The desire to become a learning organisation takes a prominent position in many plans for change.
However, I’ve noticed that this aim for change rarely leads to action. What’s more, it seems to have the effect of a self-denying prophecy. The aim for a learning organisation gets in the way of learning itself.
I wondered how this is possible. And it became clear to me that aiming for a learning organisation is surrounded by three burdens.
It includes a pointy finger
If you say to an employee “we are aiming for a learning organisation” then there is a good chance that he interprets this sentence as: “you are not learning”. Also if you didn’t mean it like this.
This just happens to be the effect of change goals that are ‘good in itself’, which no one can actually oppose. Because of their normativity they hinder the conversation about how far you are still removed from your objective. While this conversation is no less than the essence of a learning organisation.
It’s an empty shell
Aiming for a learning organisation is a hard change goal because it doesn’t give content-based direction. It only says that the organisation is learning and not what the organisation is learning. Naturally, it’s possible that each employee fleshes this out individually. But without a common direction you can at most speak about learning individuals, but not about a learning organisation.
It puts the key in the wrong hands
If an organisation is less learning than you would like, the first question to ask is: ‘what is going on?’ If it then turns out that this can be traced back to a high work pressure, an unsafe atmosphere, excessive performance-oriented guidance or a management style that is too directive, it’s then inappropriate to see employees as those who ‘must’ change. As they then don’t hold the key to a learning organisation.

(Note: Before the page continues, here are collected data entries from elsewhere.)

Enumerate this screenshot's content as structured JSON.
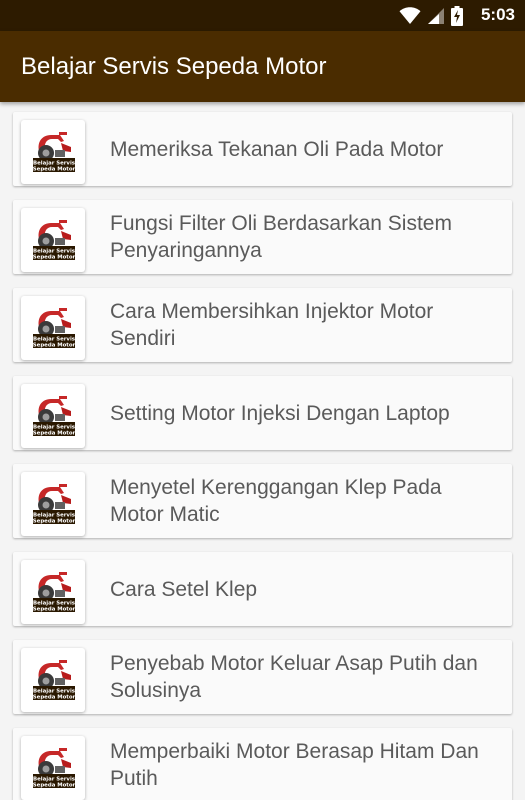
{
  "status_bar": {
    "time": "5:03",
    "icons": [
      "wifi-icon",
      "signal-icon",
      "battery-charging-icon"
    ],
    "background": "#2d1b00"
  },
  "app_bar": {
    "title": "Belajar Servis Sepeda Motor",
    "background": "#4a2c00"
  },
  "list": {
    "thumbnail_caption": [
      "Belajar Servis",
      "Sepeda Motor"
    ],
    "items": [
      {
        "label": "Memeriksa Tekanan Oli Pada Motor"
      },
      {
        "label": "Fungsi Filter Oli Berdasarkan Sistem Penyaringannya"
      },
      {
        "label": "Cara Membersihkan Injektor Motor Sendiri"
      },
      {
        "label": "Setting Motor Injeksi Dengan Laptop"
      },
      {
        "label": "Menyetel Kerenggangan Klep Pada Motor Matic"
      },
      {
        "label": "Cara Setel Klep"
      },
      {
        "label": "Penyebab Motor Keluar Asap Putih dan Solusinya"
      },
      {
        "label": "Memperbaiki Motor Berasap Hitam Dan Putih"
      }
    ]
  }
}
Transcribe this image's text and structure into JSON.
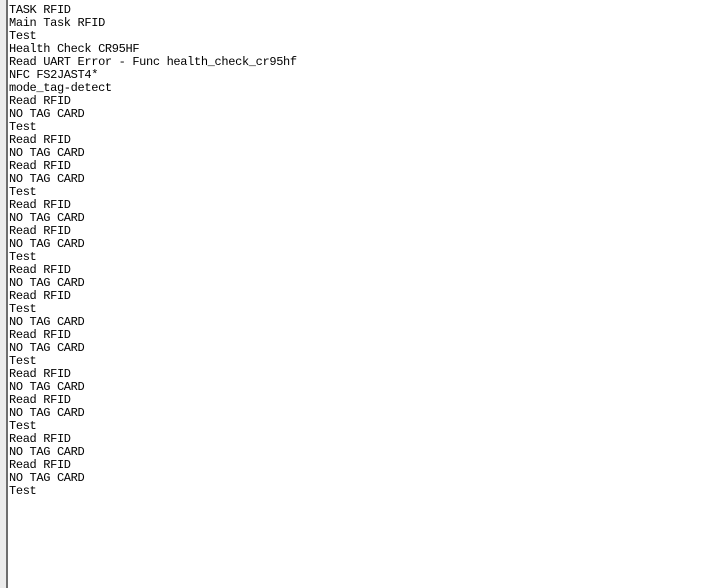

There’s nothing wrong with a learning organisation. What’s more: only organisations in which common reflection on the own effectiveness is part of the core business, can flourish in a complex world that is changing continuously. But if you want to stimulate this in an organisation there is one important motto:
Don’t see it as your change goal.
See it as your change approach. Organise changes as a common search. Not to search for the sake of it, but to solve an urgent problem involving work.
So go on a search to solve it. Ask and welcome questions. Discover what’s really going on. Experiment with unusual solutions. Trace hindering assumptions. Cheerfully return to paths you have taken with dead ends. Be surprised by the patterns that are revealed to you along the way and what they say about your leadership and that of others. And let go of the idea that you already know where you are heading during your journey.
The more often you go through this search process, the better you as an organisation become in the art of seeking. Until it has become second nature. You have revealed yourself as a learning organisation unnoticed.
There just happen to be things that can only come to life when you stop aiming for it, but simply start doing it.